REPUBLIKA.CO.ID, JAKARTA -- Kementerian Lingkungan Hidup dan Kehutanan (KLHK) mengatakan, terdapat peningkatan sampah sisa makanan pada masa puasa. Sehingga sosialisasi perlu terus dilakukan untuk menguranginya.
"Dari data empirik kita selama puasa terjadi peningkatan 10 sampai 20 persen sampah sisa makanan," ujar Direktur Penanganan Sampah KLHK Novrizal Tahar dalam diskusi daring diikuti dari Jakarta, Jumat (22/3/2024).
Dia menjelaskan KLHK terus melakukan komunikasi publik untuk gerakan hidup minim sampah, secara khusus untuk mengurangi sampah sisa makanan. Serta gerakan menghabiskan makanan atau makan tanpa sisa dan jika ada sisa makanan bisa dijadikan kompos.
Kegiatan mengubah sampah organik menjadi kompos di rumah dapat juga mengurangi emisi gas rumah kaca (GKR) secara khusus gas metana yang memiliki kemampuan untuk memerangkap panas di atmosfer.

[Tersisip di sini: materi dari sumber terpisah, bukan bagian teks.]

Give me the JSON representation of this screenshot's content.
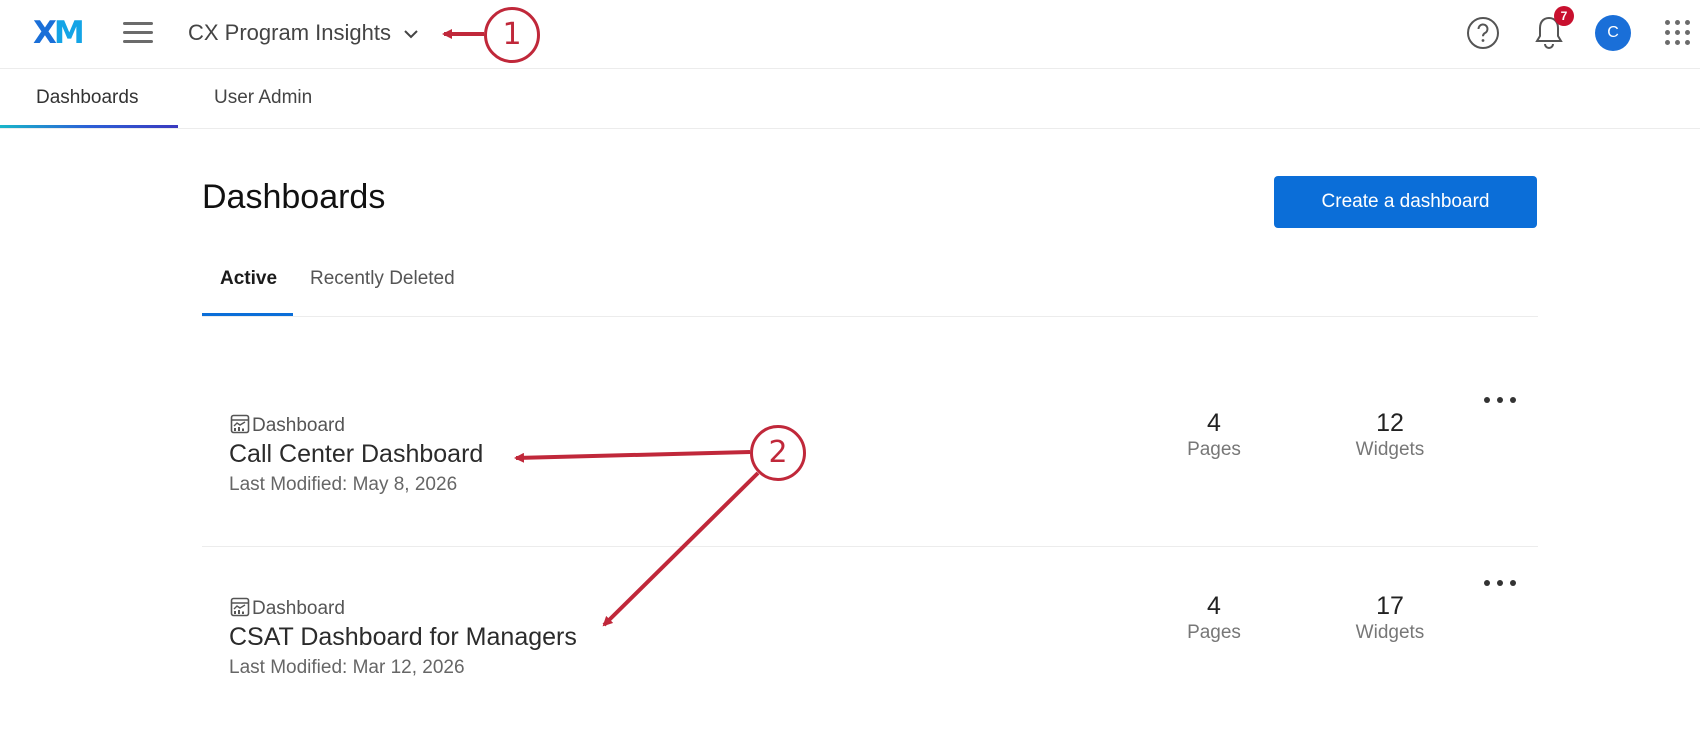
{
  "header": {
    "logo_x": "X",
    "logo_m": "M",
    "project_name": "CX Program Insights",
    "notification_count": "7",
    "avatar_initial": "C"
  },
  "nav": {
    "tabs": [
      {
        "label": "Dashboards",
        "active": true
      },
      {
        "label": "User Admin",
        "active": false
      }
    ]
  },
  "main": {
    "title": "Dashboards",
    "create_button": "Create a dashboard",
    "tabs": [
      {
        "label": "Active",
        "active": true
      },
      {
        "label": "Recently Deleted",
        "active": false
      }
    ],
    "dashboards": [
      {
        "type_label": "Dashboard",
        "name": "Call Center Dashboard",
        "modified": "Last Modified: May 8, 2026",
        "pages": "4",
        "pages_label": "Pages",
        "widgets": "12",
        "widgets_label": "Widgets"
      },
      {
        "type_label": "Dashboard",
        "name": "CSAT Dashboard for Managers",
        "modified": "Last Modified: Mar 12, 2026",
        "pages": "4",
        "pages_label": "Pages",
        "widgets": "17",
        "widgets_label": "Widgets"
      }
    ]
  },
  "annotations": {
    "callout_1": "1",
    "callout_2": "2",
    "color": "#c0283a"
  },
  "colors": {
    "primary": "#0b6ed8",
    "badge": "#c8102e"
  },
  "icons": [
    "hamburger-icon",
    "chevron-down-icon",
    "help-icon",
    "bell-icon",
    "apps-grid-icon",
    "dashboard-icon",
    "more-options-icon"
  ]
}
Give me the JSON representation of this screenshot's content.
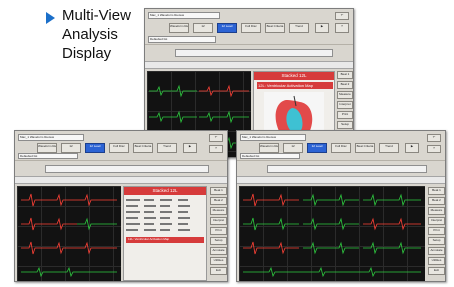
{
  "caption": {
    "line1": "Multi-View",
    "line2": "Analysis",
    "line3": "Display",
    "bullet_color": "#1b6fc9"
  },
  "screens": {
    "common": {
      "title": "Mac_1  Waveform Review",
      "patient_field": "Defaulted list",
      "toolbar": [
        "Waveform Review",
        "12",
        "12 Lead",
        "Full Disc",
        "Beat Criteria",
        "Trend",
        "▶"
      ],
      "side_buttons": [
        "Beat 1",
        "Beat 2",
        "Measure",
        "Interpret",
        "Print",
        "Setup",
        "Annotate",
        "Utilities",
        "Exit"
      ]
    },
    "top": {
      "panel_title": "Stacked 12L",
      "panel_subtitle": "12L: Ventricular Activation Map"
    },
    "left": {
      "panel_title": "Stacked 12L",
      "red_label": "12L: Ventricular Activation Map"
    }
  }
}
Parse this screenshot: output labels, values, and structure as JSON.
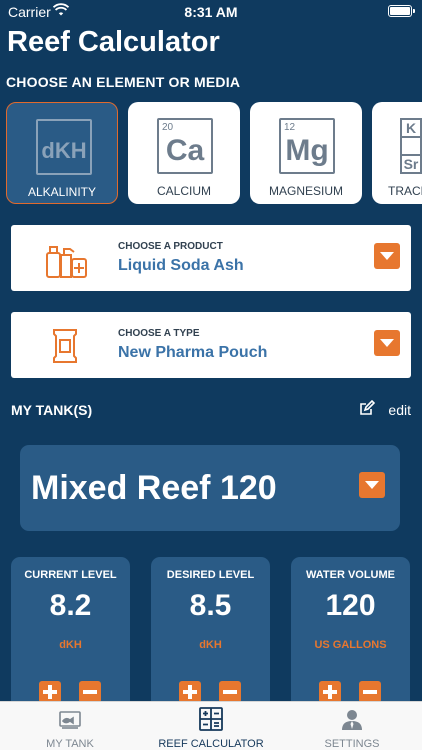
{
  "status": {
    "carrier": "Carrier",
    "time": "8:31 AM"
  },
  "title": "Reef Calculator",
  "choose_label": "CHOOSE AN ELEMENT OR MEDIA",
  "elements": [
    {
      "number": "",
      "symbol": "dKH",
      "name": "ALKALINITY",
      "selected": true
    },
    {
      "number": "20",
      "symbol": "Ca",
      "name": "CALCIUM",
      "selected": false
    },
    {
      "number": "12",
      "symbol": "Mg",
      "name": "MAGNESIUM",
      "selected": false
    },
    {
      "number": "",
      "symbol": "K Sr",
      "name": "TRACE E",
      "selected": false
    }
  ],
  "product": {
    "label": "CHOOSE A PRODUCT",
    "value": "Liquid Soda Ash",
    "icon": "product-bottles-icon"
  },
  "type": {
    "label": "CHOOSE A TYPE",
    "value": "New Pharma Pouch",
    "icon": "pouch-icon"
  },
  "tanks": {
    "label": "MY TANK(S)",
    "edit_label": "edit",
    "selected_tank": "Mixed Reef 120"
  },
  "levels": [
    {
      "label": "CURRENT LEVEL",
      "value": "8.2",
      "unit": "dKH"
    },
    {
      "label": "DESIRED LEVEL",
      "value": "8.5",
      "unit": "dKH"
    },
    {
      "label": "WATER VOLUME",
      "value": "120",
      "unit": "US GALLONS"
    }
  ],
  "tabs": [
    {
      "label": "MY TANK",
      "icon": "tank-icon",
      "active": false
    },
    {
      "label": "REEF CALCULATOR",
      "icon": "calculator-icon",
      "active": true
    },
    {
      "label": "SETTINGS",
      "icon": "person-icon",
      "active": false
    }
  ],
  "colors": {
    "background": "#0f3a5f",
    "card": "#2a5b86",
    "accent": "#e7772f",
    "link": "#3b73a8"
  }
}
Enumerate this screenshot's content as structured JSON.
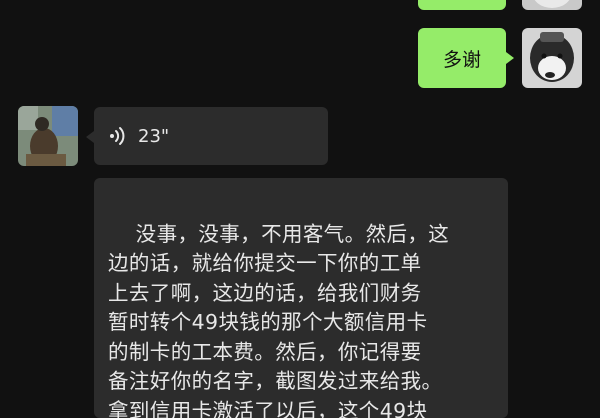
{
  "colors": {
    "background": "#111111",
    "outgoing_bubble": "#95ec69",
    "incoming_bubble": "#2c2c2c",
    "incoming_text": "#e8e8e8"
  },
  "messages": {
    "outgoing_thanks": "多谢",
    "voice": {
      "icon": "voice-wave-icon",
      "duration": "23\""
    },
    "incoming_text": "没事，没事，不用客气。然后，这\n边的话，就给你提交一下你的工单\n上去了啊，这边的话，给我们财务\n暂时转个49块钱的那个大额信用卡\n的制卡的工本费。然后，你记得要\n备注好你的名字，截图发过来给我。\n拿到信用卡激活了以后，这个49块"
  }
}
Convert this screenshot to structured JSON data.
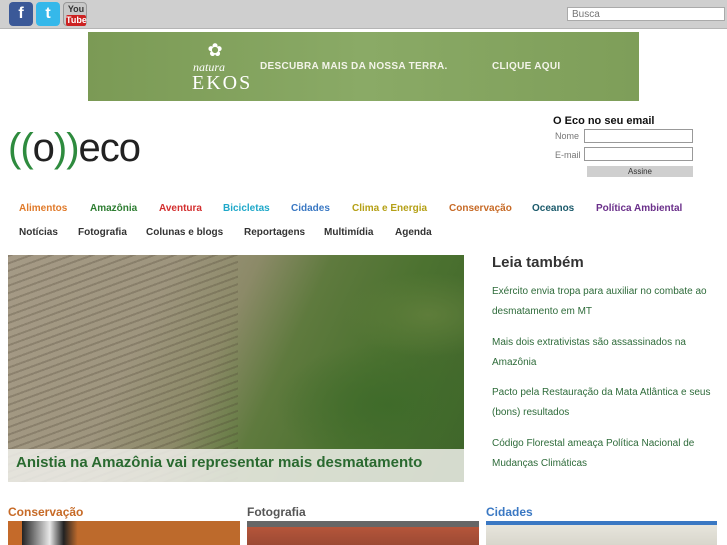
{
  "topbar": {
    "social": [
      {
        "icon": "facebook-icon",
        "glyph": "f"
      },
      {
        "icon": "twitter-icon",
        "glyph": "t"
      },
      {
        "icon": "youtube-icon",
        "glyph_top": "You",
        "glyph_bottom": "Tube"
      }
    ],
    "search_placeholder": "Busca"
  },
  "banner": {
    "brand_top": "natura",
    "brand": "EKOS",
    "slogan": "DESCUBRA MAIS DA NOSSA TERRA.",
    "cta": "CLIQUE AQUI"
  },
  "site": {
    "logo_open": "((",
    "logo_o": "o",
    "logo_close": "))",
    "logo_name": "eco"
  },
  "newsletter": {
    "title": "O Eco no seu email",
    "name_label": "Nome",
    "email_label": "E-mail",
    "button": "Assine"
  },
  "nav_primary": [
    {
      "label": "Alimentos",
      "color": "#e07a2a"
    },
    {
      "label": "Amazônia",
      "color": "#2e7d32"
    },
    {
      "label": "Aventura",
      "color": "#d32f2f"
    },
    {
      "label": "Bicicletas",
      "color": "#1fa8c9"
    },
    {
      "label": "Cidades",
      "color": "#3a78c3"
    },
    {
      "label": "Clima e Energia",
      "color": "#b5a016"
    },
    {
      "label": "Conservação",
      "color": "#c76a26"
    },
    {
      "label": "Oceanos",
      "color": "#1b5a6b"
    },
    {
      "label": "Política Ambiental",
      "color": "#6a2f8a"
    }
  ],
  "nav_secondary": [
    "Notícias",
    "Fotografia",
    "Colunas e blogs",
    "Reportagens",
    "Multimídia",
    "Agenda"
  ],
  "hero": {
    "caption": "Anistia na Amazônia vai representar mais desmatamento"
  },
  "sidebar": {
    "title": "Leia também",
    "links": [
      "Exército envia tropa para auxiliar no combate ao desmatamento em MT",
      "Mais dois extrativistas são assassinados na Amazônia",
      "Pacto pela Restauração da Mata Atlântica e seus (bons) resultados",
      "Código Florestal ameaça Política Nacional de Mudanças Climáticas"
    ]
  },
  "sections": [
    {
      "title": "Conservação",
      "color": "#c76a26"
    },
    {
      "title": "Fotografia",
      "color": "#555555"
    },
    {
      "title": "Cidades",
      "color": "#3a78c3"
    }
  ]
}
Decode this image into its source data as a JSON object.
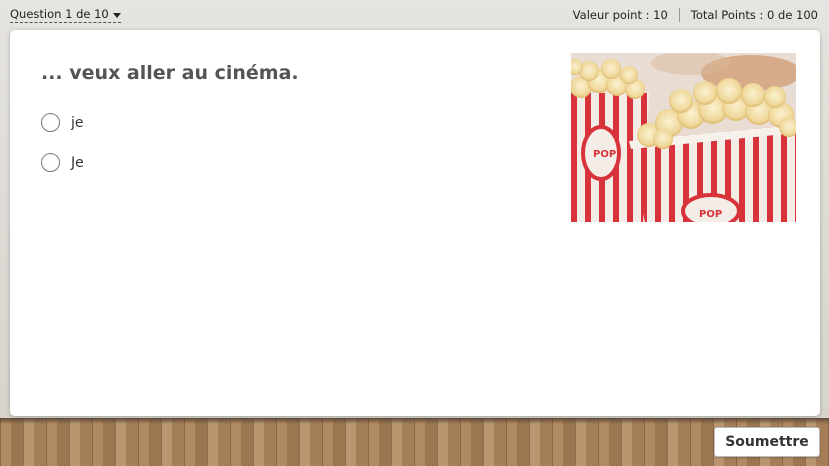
{
  "header": {
    "question_menu_label": "Question 1 de 10",
    "point_value": "Valeur point : 10",
    "total_points": "Total Points : 0 de 100"
  },
  "question": {
    "prompt": "... veux aller au cinéma.",
    "options": [
      {
        "label": "je"
      },
      {
        "label": "Je"
      }
    ],
    "image": {
      "icon": "popcorn-photo"
    }
  },
  "footer": {
    "submit_label": "Soumettre"
  },
  "colors": {
    "prompt_text": "#555555",
    "popcorn_stripe": "#d8323a"
  }
}
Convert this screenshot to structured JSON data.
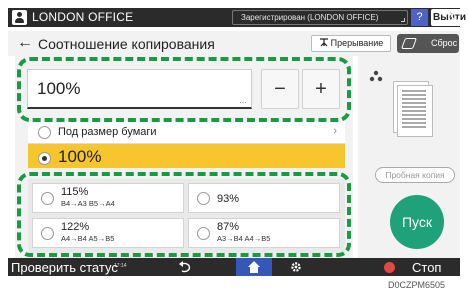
{
  "top_bar": {
    "user_name": "LONDON OFFICE",
    "login_status": "Зарегистрирован (LONDON OFFICE)",
    "help_label": "?",
    "logout_label": "Выйти"
  },
  "title_bar": {
    "title": "Соотношение копирования",
    "interrupt_label": "Прерывание",
    "reset_label": "Сброс"
  },
  "zoom": {
    "value": "100%",
    "minus_label": "−",
    "plus_label": "+"
  },
  "fit_to_paper_label": "Под размер бумаги",
  "selected_ratio": "100%",
  "presets": [
    {
      "pct": "115%",
      "paper": "B4→A3  B5→A4"
    },
    {
      "pct": "93%",
      "paper": ""
    },
    {
      "pct": "122%",
      "paper": "A4→B4  A5→B5"
    },
    {
      "pct": "87%",
      "paper": "A3→B4  A4→B5"
    }
  ],
  "right_panel": {
    "proof_copy_label": "Пробная копия",
    "start_label": "Пуск"
  },
  "bottom_bar": {
    "status_label": "Проверить статус",
    "clock": "17:14",
    "stop_label": "Стоп"
  },
  "caption": "D0CZPM6505",
  "colors": {
    "callout": "#1a9a43",
    "start_button": "#1fa27a",
    "selected_row": "#f7c62f",
    "home_button": "#3558b8",
    "help_button": "#4d63c8"
  },
  "icons": [
    "user-icon",
    "moon-icon",
    "back-arrow-icon",
    "interrupt-icon",
    "eraser-icon",
    "copy-dots-icon",
    "document-preview-icon",
    "undo-icon",
    "home-icon",
    "gear-icon",
    "stop-icon"
  ]
}
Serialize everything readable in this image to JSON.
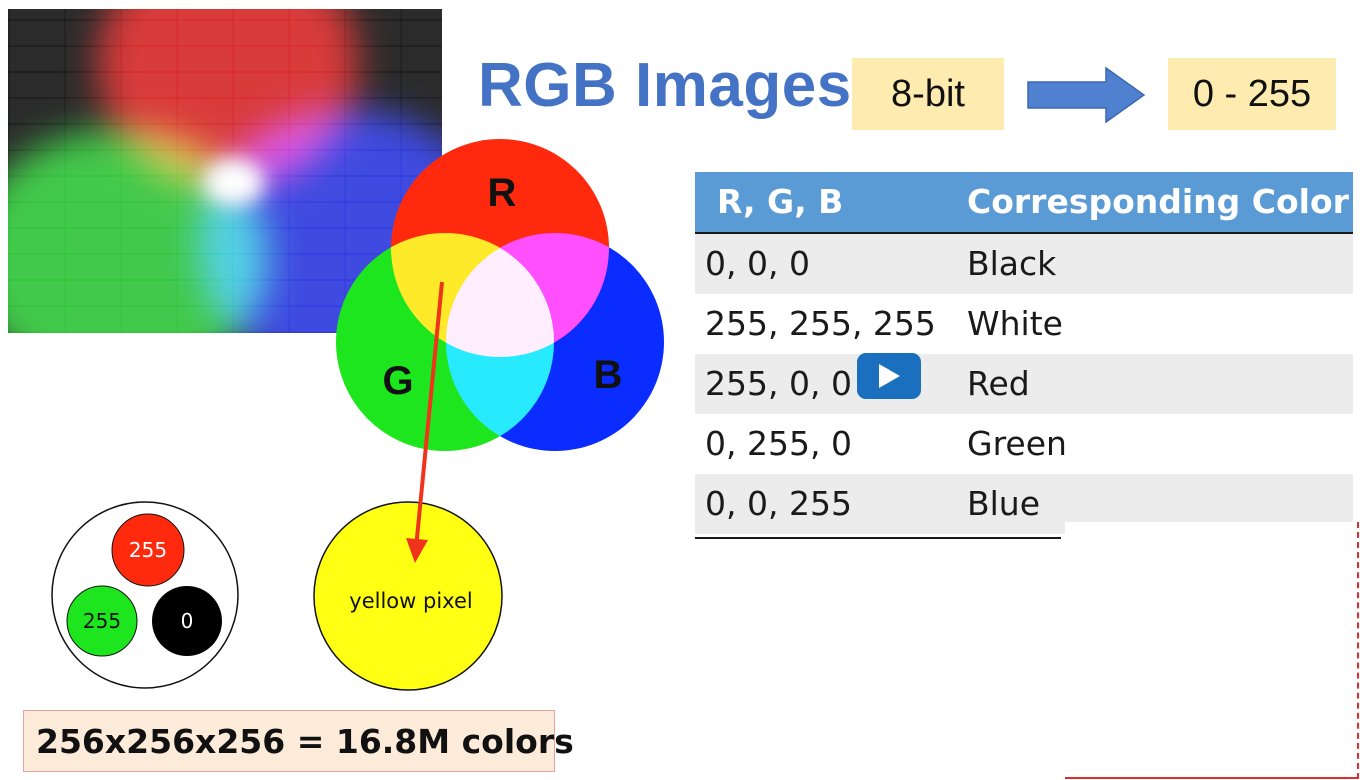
{
  "title": "RGB Images",
  "bit_depth": "8-bit",
  "value_range": "0 - 255",
  "table": {
    "headers": [
      "R, G, B",
      "Corresponding Color"
    ],
    "rows": [
      {
        "rgb": "0, 0, 0",
        "color": "Black"
      },
      {
        "rgb": "255, 255, 255",
        "color": "White"
      },
      {
        "rgb": "255, 0, 0",
        "color": "Red"
      },
      {
        "rgb": "0, 255, 0",
        "color": "Green"
      },
      {
        "rgb": "0, 0, 255",
        "color": "Blue"
      }
    ]
  },
  "venn": {
    "r": "R",
    "g": "G",
    "b": "B"
  },
  "pixel": {
    "red": "255",
    "green": "255",
    "blue": "0"
  },
  "yellow_pixel_label": "yellow pixel",
  "formula": "256x256x256 = 16.8M colors",
  "colors": {
    "title": "#4472c4",
    "table_header": "#5b9bd5",
    "highlight_box": "#fdebb0",
    "red": "#ff2a0d",
    "green": "#1ee61e",
    "blue": "#0a2cff",
    "yellow": "#ffff14"
  },
  "icons": {
    "play": "play-icon",
    "arrow": "right-arrow-icon"
  }
}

Tidak hanya itu, pengurangan sampah organik yang berakhir di tempat pembuangan akhir (TPA) juga mengurangi penumpukan gas metana, yang memiliki potensi terbakar dipicu oleh cuaca panas.
Selain itu, gerakan hidup minim sampah itu juga termasuk membatasi dan mengurangi penggunaan produk sekali pakai, belanja tanpa kemasan atau menggunakan kantung sendiri dan memilah sampah di rumah.
"Kalau lima ini dilakukan oleh setiap orang, setiap individu secara konsisten, 90 sampai 95 persen sampah bisa kita selesaikan sendiri sebenarnya. Mungkin tinggal 5 persen atau mungkin sisanya yang kita minta tolong kepada sistem kota, pemerintah daerah, untuk menyelesaikannya," kata Novrizal.
Menurut data Sistem Informasi Pengelolaan Sampah Nasional (SIPSN) KLHK, total terdapat 19,4 juta ton timbulan sampah pada 2023. Dari jumlah tersebut 41,76 persen merupakan sampah sisa makanan, lebih besar dibandingkan sampah anorganik seperti sampah kertas 11,02 persen dan plastik 18,39 persen.